Harder to setup, but the safest way, would be to have a producer per partition that you're processing and use the partition as part of the transactionalId, as this is the unit of concurrency within Kafka.

Since the recommendation seems to be using partition should there be a function you can pass to the producer to make the transactional ID from information the producer has, like partition? Otherwise, it seems like you would have to use a custom partitioner or something like that to know which partition the producer is writing to, correct?

JaapRood commented 2 years ago

Since the recommendation seems to be using partition should there be a function you can pass to the producer to make the transactional ID from information the producer has, like partition? Otherwise, it seems like you would have to use a custom partitioner or something like that to know which partition the producer is writing to, correct?

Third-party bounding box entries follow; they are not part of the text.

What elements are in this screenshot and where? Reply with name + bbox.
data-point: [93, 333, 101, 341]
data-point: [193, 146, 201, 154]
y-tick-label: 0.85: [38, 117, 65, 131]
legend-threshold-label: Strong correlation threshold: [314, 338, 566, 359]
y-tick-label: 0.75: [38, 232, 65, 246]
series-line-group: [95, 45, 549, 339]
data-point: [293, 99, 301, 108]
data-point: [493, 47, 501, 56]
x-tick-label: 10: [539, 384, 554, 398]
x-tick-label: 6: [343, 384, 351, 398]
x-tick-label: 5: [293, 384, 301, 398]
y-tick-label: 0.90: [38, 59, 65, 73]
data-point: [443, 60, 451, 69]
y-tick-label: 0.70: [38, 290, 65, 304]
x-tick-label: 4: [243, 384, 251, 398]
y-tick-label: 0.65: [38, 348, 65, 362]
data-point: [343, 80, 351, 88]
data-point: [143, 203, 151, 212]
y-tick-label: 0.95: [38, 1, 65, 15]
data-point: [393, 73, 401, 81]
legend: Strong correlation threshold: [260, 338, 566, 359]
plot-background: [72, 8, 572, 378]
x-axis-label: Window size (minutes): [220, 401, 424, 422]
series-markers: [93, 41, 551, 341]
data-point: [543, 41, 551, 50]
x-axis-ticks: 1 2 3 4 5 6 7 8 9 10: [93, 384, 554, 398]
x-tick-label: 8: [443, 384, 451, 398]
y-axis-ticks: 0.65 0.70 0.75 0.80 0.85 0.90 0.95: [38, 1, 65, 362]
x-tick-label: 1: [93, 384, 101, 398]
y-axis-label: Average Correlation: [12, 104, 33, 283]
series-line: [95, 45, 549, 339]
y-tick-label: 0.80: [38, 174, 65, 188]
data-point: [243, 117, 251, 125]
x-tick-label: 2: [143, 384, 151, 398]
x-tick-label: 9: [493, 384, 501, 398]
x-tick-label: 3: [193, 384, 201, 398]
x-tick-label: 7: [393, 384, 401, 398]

If I remember correctly (and this is a while ago) we would setup a Producer for every partition that was assigned to a consumer following a rebalance, so didn't need any of the mechanisms you describe. The partition, I believe, is in reference to the partition of the topic we were consuming from, not producing too. But, to be honest, it's been nearly two years since I've touched or had to live with that codebase, so I'm fuzzy on the details.